The primary function of shocks and struts is to keep the vehicle's tires in contact with the road surface, providing a smooth ride and ensuring stable handling. When shocks and struts wear out, the suspension system becomes less effective at absorbing bumps and vibrations, leading to a rougher ride, decreased handling performance, and increased wear and tear on other suspension components.
In addition, worn shocks and struts can affect the vehicle's braking performance, causing longer stopping distances and reduced stability during sudden stops. Therefore, it is important to replace worn shocks and struts to maintain the safety and performance of your vehicle's suspension system.
The lifespan of shocks and struts can vary depending on factors such as driving conditions, vehicle usage, and maintenance habits. Generally, manufacturers recommend replacing shocks and struts every 50,000 to 100,000 miles, but it is important to check your vehicle's owner manual for specific recommendations.

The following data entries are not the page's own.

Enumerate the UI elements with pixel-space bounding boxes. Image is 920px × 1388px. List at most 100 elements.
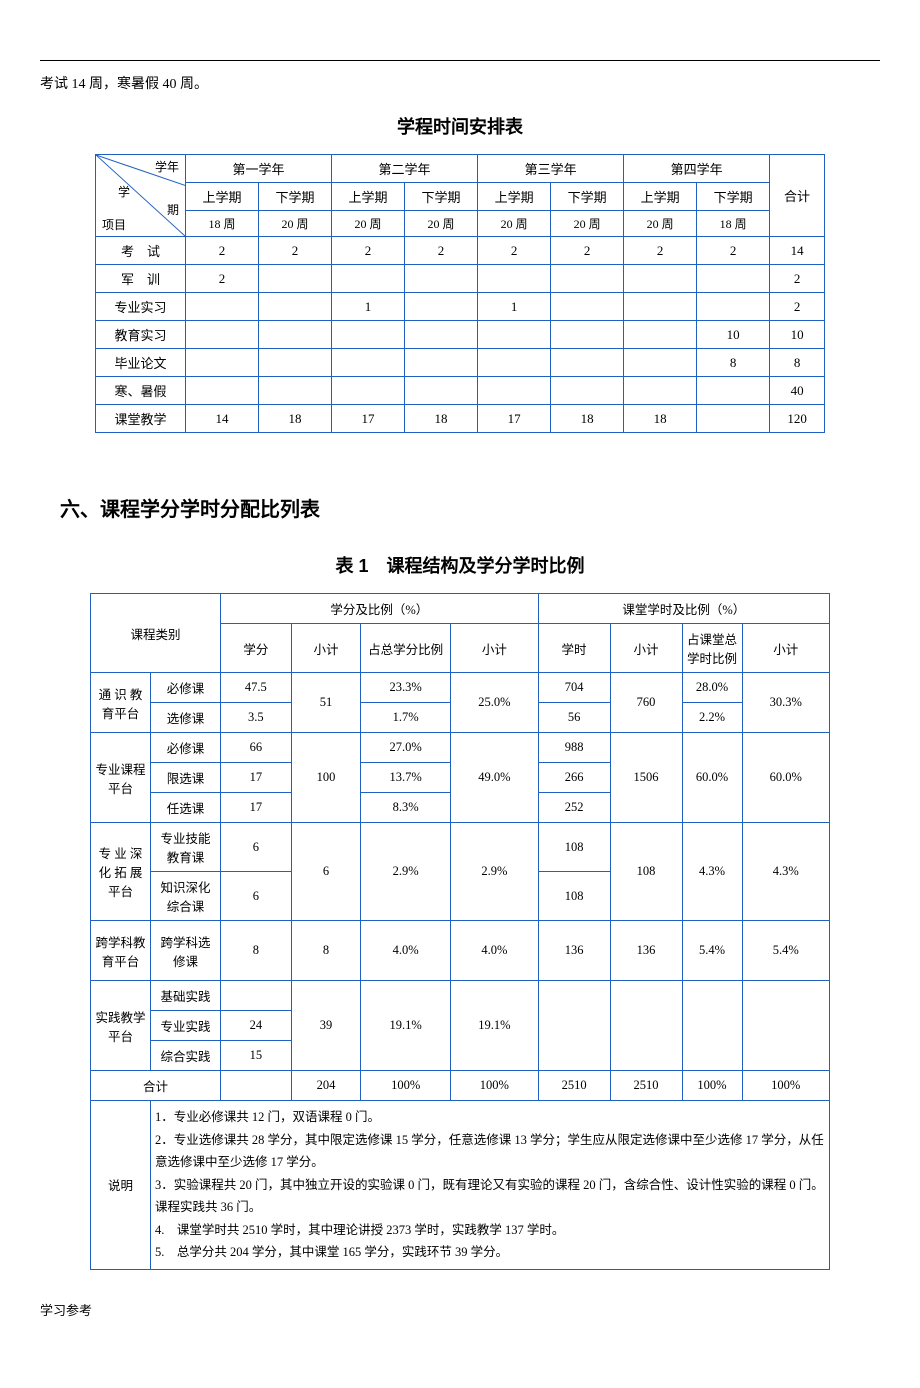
table-row: 毕业论文88 xyxy=(96,349,825,377)
col-sub4: 小计 xyxy=(742,624,829,673)
sub-name: 必修课 xyxy=(151,733,221,763)
cell: 2.2% xyxy=(682,703,742,733)
row-label: 寒、暑假 xyxy=(96,377,186,405)
cell xyxy=(186,293,259,321)
notes-label: 说明 xyxy=(91,1101,151,1270)
cell: 2 xyxy=(624,237,697,265)
note-line: 2．专业选修课共 28 学分，其中限定选修课 15 学分，任意选修课 13 学分… xyxy=(155,1129,825,1174)
cell xyxy=(697,265,770,293)
cell xyxy=(405,265,478,293)
note-line: 1．专业必修课共 12 门，双语课程 0 门。 xyxy=(155,1106,825,1129)
cell xyxy=(697,405,770,433)
cell xyxy=(259,265,332,293)
cell xyxy=(259,377,332,405)
cell: 5.4% xyxy=(742,921,829,981)
cell: 2 xyxy=(405,237,478,265)
cell: 2 xyxy=(259,237,332,265)
total-header: 合计 xyxy=(770,155,825,237)
row-total: 120 xyxy=(770,405,825,433)
cell xyxy=(332,265,405,293)
cell: 47.5 xyxy=(221,673,292,703)
cell: 1 xyxy=(332,293,405,321)
cell: 17 xyxy=(221,763,292,793)
cell: 23.3% xyxy=(361,673,451,703)
table-row: 专业实习112 xyxy=(96,293,825,321)
cell xyxy=(259,349,332,377)
cell xyxy=(478,321,551,349)
sub-name: 基础实践 xyxy=(151,981,221,1011)
year-header: 第四学年 xyxy=(624,155,770,183)
cell: 1.7% xyxy=(361,703,451,733)
cell: 266 xyxy=(538,763,610,793)
footer-text: 学习参考 xyxy=(40,1300,880,1319)
schedule-title: 学程时间安排表 xyxy=(40,113,880,139)
cell xyxy=(405,321,478,349)
cell xyxy=(405,293,478,321)
cell: 18 xyxy=(551,405,624,433)
row-label: 考 试 xyxy=(96,237,186,265)
group-name: 专 业 深化 拓 展平台 xyxy=(91,823,151,921)
cell xyxy=(551,377,624,405)
cell: 17 xyxy=(221,793,292,823)
cell: 60.0% xyxy=(682,733,742,823)
row-label: 专业实习 xyxy=(96,293,186,321)
cell: 18 xyxy=(624,405,697,433)
row-label: 课堂教学 xyxy=(96,405,186,433)
row-total: 2 xyxy=(770,265,825,293)
cell: 28.0% xyxy=(682,673,742,703)
col-sub2: 小计 xyxy=(451,624,538,673)
cat-header: 课程类别 xyxy=(91,594,221,673)
cell: 2 xyxy=(478,237,551,265)
table-row: 教育实习1010 xyxy=(96,321,825,349)
sem-header-row: 上学期 下学期 上学期 下学期 上学期 下学期 上学期 下学期 xyxy=(96,183,825,211)
sub-name: 专业技能教育课 xyxy=(151,823,221,872)
cell xyxy=(259,321,332,349)
cell: 2 xyxy=(186,265,259,293)
cell xyxy=(221,981,292,1011)
cell: 108 xyxy=(610,823,682,921)
cell: 27.0% xyxy=(361,733,451,763)
cell xyxy=(624,265,697,293)
schedule-table: 学年 学 期 项目 第一学年 第二学年 第三学年 第四学年 合计 上学期 下学期… xyxy=(95,154,825,433)
cell xyxy=(221,1071,292,1101)
cell xyxy=(551,293,624,321)
diag-label-sem2: 期 xyxy=(167,201,179,218)
cell: 49.0% xyxy=(451,733,538,823)
note-line: 3．实验课程共 20 门，其中独立开设的实验课 0 门，既有理论又有实验的课程 … xyxy=(155,1174,825,1219)
cell: 8 xyxy=(697,349,770,377)
cell: 51 xyxy=(291,673,360,733)
col-credit: 学分 xyxy=(221,624,292,673)
cell: 6 xyxy=(221,823,292,872)
table-row: 课堂教学14181718171818120 xyxy=(96,405,825,433)
cell xyxy=(551,321,624,349)
cell: 8 xyxy=(221,921,292,981)
year-header: 第三学年 xyxy=(478,155,624,183)
sub-name: 知识深化综合课 xyxy=(151,872,221,921)
row-total: 8 xyxy=(770,349,825,377)
cell: 704 xyxy=(538,673,610,703)
row-label: 军 训 xyxy=(96,265,186,293)
year-header: 第二学年 xyxy=(332,155,478,183)
cell: 56 xyxy=(538,703,610,733)
group-name: 实践教学平台 xyxy=(91,981,151,1071)
section-heading: 六、课程学分学时分配比列表 xyxy=(60,493,880,522)
cell: 6 xyxy=(291,823,360,921)
cell xyxy=(551,349,624,377)
cell: 2 xyxy=(697,237,770,265)
sub-name: 综合实践 xyxy=(151,1041,221,1071)
cell xyxy=(332,377,405,405)
sub-name: 跨学科选修课 xyxy=(151,921,221,981)
cell: 108 xyxy=(538,823,610,872)
diag-label-sem1: 学 xyxy=(118,183,130,200)
cell: 100% xyxy=(682,1071,742,1101)
cell xyxy=(624,293,697,321)
group-name: 专业课程平台 xyxy=(91,733,151,823)
cell xyxy=(610,981,682,1071)
cell: 17 xyxy=(478,405,551,433)
credit-group-header: 学分及比例（%） xyxy=(221,594,539,624)
cell: 988 xyxy=(538,733,610,763)
year-header: 第一学年 xyxy=(186,155,332,183)
total-label: 合计 xyxy=(91,1071,221,1101)
note-line: 4. 课堂学时共 2510 学时，其中理论讲授 2373 学时，实践教学 137… xyxy=(155,1219,825,1242)
cell: 4.0% xyxy=(361,921,451,981)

It is also important to have your shocks and struts inspected regularly by a professional mechanic, especially if you notice any signs of wear such as fluid leaks, uneven tire wear, or excessive bouncing or vibrations. If you frequently drive on rough roads, carry heavy loads, or tow trailers, your shocks and struts may wear out more quickly and require more frequent replacement.
Ultimately, the best way to determine when your shocks and struts need to be replaced is to have them inspected by a qualified mechanic who can evaluate their condition and recommend any necessary repairs or replacements.